I have found it hard to write about mourning and grief. Even Hobbes barely mentions it, perhaps because it was too painful, which in my own circumstance I understand. The late national mourning is sincere but of a different quality from genuine, gnawing, personal grief.
Grief and mourning are connected but distinct. Grief is internal, a stabbing at the heart – mourning is best described as a public act. It is an outward expression of grief, or of what should, socially, be required as grief. Perhaps it helps in the grieving process by letting out a pent-up tension within. Perhaps instead it makes the grief worse by serving as a reminder of things put out of mind, and because of the expectation that it will come to an end, when the grief never will.
The only reference to mourning in Leviathan is in an examination of the distortions used to justify the unscriptural Romanist doctrine of Purgatory: that the act of mourning is directed at a soul not placed yet in Heaven or Hell, which is a nonsense: “And thus with hard straining, hee has wrested those places to the proofe of a Purgatory”

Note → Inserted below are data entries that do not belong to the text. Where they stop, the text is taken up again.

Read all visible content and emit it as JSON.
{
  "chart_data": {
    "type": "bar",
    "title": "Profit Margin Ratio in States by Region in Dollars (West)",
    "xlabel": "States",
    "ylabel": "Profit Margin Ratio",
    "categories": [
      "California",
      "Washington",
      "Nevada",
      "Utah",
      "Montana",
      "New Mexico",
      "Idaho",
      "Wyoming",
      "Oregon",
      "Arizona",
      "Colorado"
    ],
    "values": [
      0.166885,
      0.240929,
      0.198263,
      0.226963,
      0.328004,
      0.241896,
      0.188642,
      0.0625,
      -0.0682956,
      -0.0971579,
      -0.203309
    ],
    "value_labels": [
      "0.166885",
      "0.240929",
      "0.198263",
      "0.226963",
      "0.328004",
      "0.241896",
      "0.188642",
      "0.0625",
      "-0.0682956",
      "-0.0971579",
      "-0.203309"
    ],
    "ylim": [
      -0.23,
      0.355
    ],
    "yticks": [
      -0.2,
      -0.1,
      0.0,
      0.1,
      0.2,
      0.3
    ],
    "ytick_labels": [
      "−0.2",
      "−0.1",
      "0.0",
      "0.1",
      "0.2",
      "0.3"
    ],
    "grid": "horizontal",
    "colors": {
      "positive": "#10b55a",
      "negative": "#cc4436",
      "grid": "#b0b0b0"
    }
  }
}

whereas it is manifest, that the ceremonies of Mourning, and Fasting, when they are used for the death of men, whose life was not profitable to the Mourners, they are used for honours sake to their persons; and when tis done for the death of them by whose life the Mourners had benefit, it proceeds from their particular dammage: And so David honoured Saul, and Abner, with his Fasting; and in the death of his owne child, recomforted himselfe, by receiving his ordinary food.
No more does he say. As his life drew to a close, Hobbes wrote a Latin poem, later translated, telling the story of his own life. It is not a jewel of poetry, but shows the writer’s own priorities. At no point does he mention the death of his mother or of his father. Nowhere does he pity himself for having never married and produced progeny, so intense was his work. This does not mean that he did not grief or that he did not mourn. When his mother died we do not know – she is mentioned only in relation to giving birth at the shock of the approach of the Armada. There are things one does not write of, which are too painful. In those things there may be no outward morning, but grief, real grief there is indeed.
Why we mourn is individual. Every society has its rituals. They began as ways to rationalise grief and alleviate it perhaps in celebration of the achievements of the departed. In each culture they grow though to mocking versions of the original, into elaborate ceremonies of obligation that increase the pressure on the family, and impliedly condemn those who do not follow the prescribed form. Just as you want t crawl into a corner and hide from the world, you are dragged into what is effectively a tortuous party. Several cultures have the concept of professional mourners, which is a horrid mockery.
Perhaps the current restriction on funerals, to thirty people, is actually a blessing, as it tears away the social obligation to gather a hundred strangers with a hundred personal animosities together for a shadow-play, when you want to go and weep alone.